An authoritative study of the emergence of Jewish studies on the American campus. Sociologists have noted that access to and achievement in higher education facilitated the entrance of American Jews into the economic and cultural mainstream. Ritterband (Jewish Studies and Sociology/City College, CUNY) and Wechsler (Education and Human Development/Univ. of Rochester) remind us that, as a widespread phenomenon, this is recent; until the 1950s and early 1960s some Ivy League schools had quotas for Jewish students and faculty. But at the turn of the century, in a small but pivotal group of American universities, there were quite a few Jewish students, and a smaller proportion of faculty members who were offering courses on Jewish subjects, often under the rubric of Semitic Studies.
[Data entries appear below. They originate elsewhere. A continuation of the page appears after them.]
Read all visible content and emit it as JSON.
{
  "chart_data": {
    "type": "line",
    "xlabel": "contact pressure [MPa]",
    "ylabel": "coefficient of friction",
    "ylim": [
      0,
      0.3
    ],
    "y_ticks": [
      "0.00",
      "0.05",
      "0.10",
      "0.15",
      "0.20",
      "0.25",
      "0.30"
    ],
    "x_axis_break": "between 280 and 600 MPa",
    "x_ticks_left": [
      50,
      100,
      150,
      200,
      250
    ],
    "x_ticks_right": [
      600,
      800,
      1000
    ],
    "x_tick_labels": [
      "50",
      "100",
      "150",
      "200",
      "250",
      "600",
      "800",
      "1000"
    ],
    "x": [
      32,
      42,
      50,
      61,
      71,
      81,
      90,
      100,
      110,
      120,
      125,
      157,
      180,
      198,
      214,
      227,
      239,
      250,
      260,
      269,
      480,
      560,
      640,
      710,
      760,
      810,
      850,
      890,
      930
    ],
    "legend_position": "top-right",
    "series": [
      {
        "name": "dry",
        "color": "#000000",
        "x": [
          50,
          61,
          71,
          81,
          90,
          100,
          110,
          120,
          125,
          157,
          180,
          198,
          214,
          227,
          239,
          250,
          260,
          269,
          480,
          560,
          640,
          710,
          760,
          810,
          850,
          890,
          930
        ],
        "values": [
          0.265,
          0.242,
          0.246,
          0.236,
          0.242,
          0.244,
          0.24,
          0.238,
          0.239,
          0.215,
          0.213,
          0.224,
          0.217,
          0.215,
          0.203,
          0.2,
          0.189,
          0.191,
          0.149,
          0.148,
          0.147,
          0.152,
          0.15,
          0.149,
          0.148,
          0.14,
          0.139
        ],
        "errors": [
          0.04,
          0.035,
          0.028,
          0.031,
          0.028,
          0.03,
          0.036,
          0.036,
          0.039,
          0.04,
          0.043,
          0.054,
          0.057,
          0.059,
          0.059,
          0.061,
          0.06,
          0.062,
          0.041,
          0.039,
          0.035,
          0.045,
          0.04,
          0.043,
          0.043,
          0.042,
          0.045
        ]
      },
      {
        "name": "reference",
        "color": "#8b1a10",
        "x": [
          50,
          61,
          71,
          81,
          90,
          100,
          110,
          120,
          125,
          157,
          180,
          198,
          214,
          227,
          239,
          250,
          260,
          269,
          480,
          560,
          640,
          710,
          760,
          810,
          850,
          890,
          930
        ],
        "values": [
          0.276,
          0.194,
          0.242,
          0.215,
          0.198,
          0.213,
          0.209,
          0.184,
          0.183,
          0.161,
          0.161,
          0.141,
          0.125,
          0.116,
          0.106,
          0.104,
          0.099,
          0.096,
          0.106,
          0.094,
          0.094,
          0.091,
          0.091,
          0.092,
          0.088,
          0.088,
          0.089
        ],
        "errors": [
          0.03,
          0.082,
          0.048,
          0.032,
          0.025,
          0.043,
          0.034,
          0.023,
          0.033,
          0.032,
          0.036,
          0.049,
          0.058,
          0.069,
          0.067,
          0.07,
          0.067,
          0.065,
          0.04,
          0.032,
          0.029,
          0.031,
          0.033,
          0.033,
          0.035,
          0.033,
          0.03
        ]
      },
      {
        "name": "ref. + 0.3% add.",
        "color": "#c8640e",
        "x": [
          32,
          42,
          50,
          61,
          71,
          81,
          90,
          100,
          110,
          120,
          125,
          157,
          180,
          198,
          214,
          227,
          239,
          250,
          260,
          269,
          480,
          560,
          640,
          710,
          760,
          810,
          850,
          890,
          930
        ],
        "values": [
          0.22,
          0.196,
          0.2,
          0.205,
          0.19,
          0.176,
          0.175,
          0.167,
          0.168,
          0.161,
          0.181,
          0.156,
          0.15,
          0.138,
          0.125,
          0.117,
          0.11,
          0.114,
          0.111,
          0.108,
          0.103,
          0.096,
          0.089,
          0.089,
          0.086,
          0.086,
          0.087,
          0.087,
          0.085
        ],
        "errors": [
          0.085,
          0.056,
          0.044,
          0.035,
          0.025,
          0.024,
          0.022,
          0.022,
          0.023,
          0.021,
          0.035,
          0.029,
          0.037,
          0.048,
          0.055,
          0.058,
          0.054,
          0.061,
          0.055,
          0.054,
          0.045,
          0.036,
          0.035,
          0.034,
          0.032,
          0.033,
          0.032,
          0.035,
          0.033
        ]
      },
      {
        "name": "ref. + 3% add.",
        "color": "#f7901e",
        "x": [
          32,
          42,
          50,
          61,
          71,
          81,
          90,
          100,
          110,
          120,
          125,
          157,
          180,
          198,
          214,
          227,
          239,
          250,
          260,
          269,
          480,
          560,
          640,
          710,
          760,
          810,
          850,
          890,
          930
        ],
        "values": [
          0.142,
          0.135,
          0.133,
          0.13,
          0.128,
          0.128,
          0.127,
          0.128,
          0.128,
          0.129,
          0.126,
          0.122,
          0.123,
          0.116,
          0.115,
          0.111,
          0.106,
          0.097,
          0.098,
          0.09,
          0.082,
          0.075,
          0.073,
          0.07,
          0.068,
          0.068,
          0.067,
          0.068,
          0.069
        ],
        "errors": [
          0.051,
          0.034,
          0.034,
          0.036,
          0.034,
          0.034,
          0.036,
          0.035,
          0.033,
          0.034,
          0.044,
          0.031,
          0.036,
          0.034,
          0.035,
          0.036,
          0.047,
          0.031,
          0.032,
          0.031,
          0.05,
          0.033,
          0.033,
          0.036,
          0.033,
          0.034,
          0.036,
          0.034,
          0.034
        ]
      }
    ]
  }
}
The authors focus on six of these schools -- Columbia, Harvard, Johns Hopkins, the University of California, the University of Chicago, and the University of Pennsylvania. Between 1875 and 1925 these schools offered courses in ancient Near Eastern languages, biblical archaeology, and comparative philology. As the authors note, ""The American Semitics professorate contained a goodly proportion of Jews who commanded sufficient resources to assume the subject's inclusion."" By the mid-1920s academic anti-Semitism and a shift in the priorities of American Jews precipitated a sharp decline in both Jewish student enrollments and course offerings in Judaica. All of higher education was in the throes of change, and subjects as esoteric as biblical criticism and comparative philology were seen as irrelevant. The book, which ends with the proliferation of Jewish Studies programs in the 1970s, has wider implications than its title would indicate: regarding the value of a liberal education, the contents of the much-disputed literary canon, and the structuring of the college curriculum, which, the authors note, ""is rarely invented from a coherent rational plan."" This analysis of an important American educational story is somewhat plodding and dry, but the end result is coherent and insightful.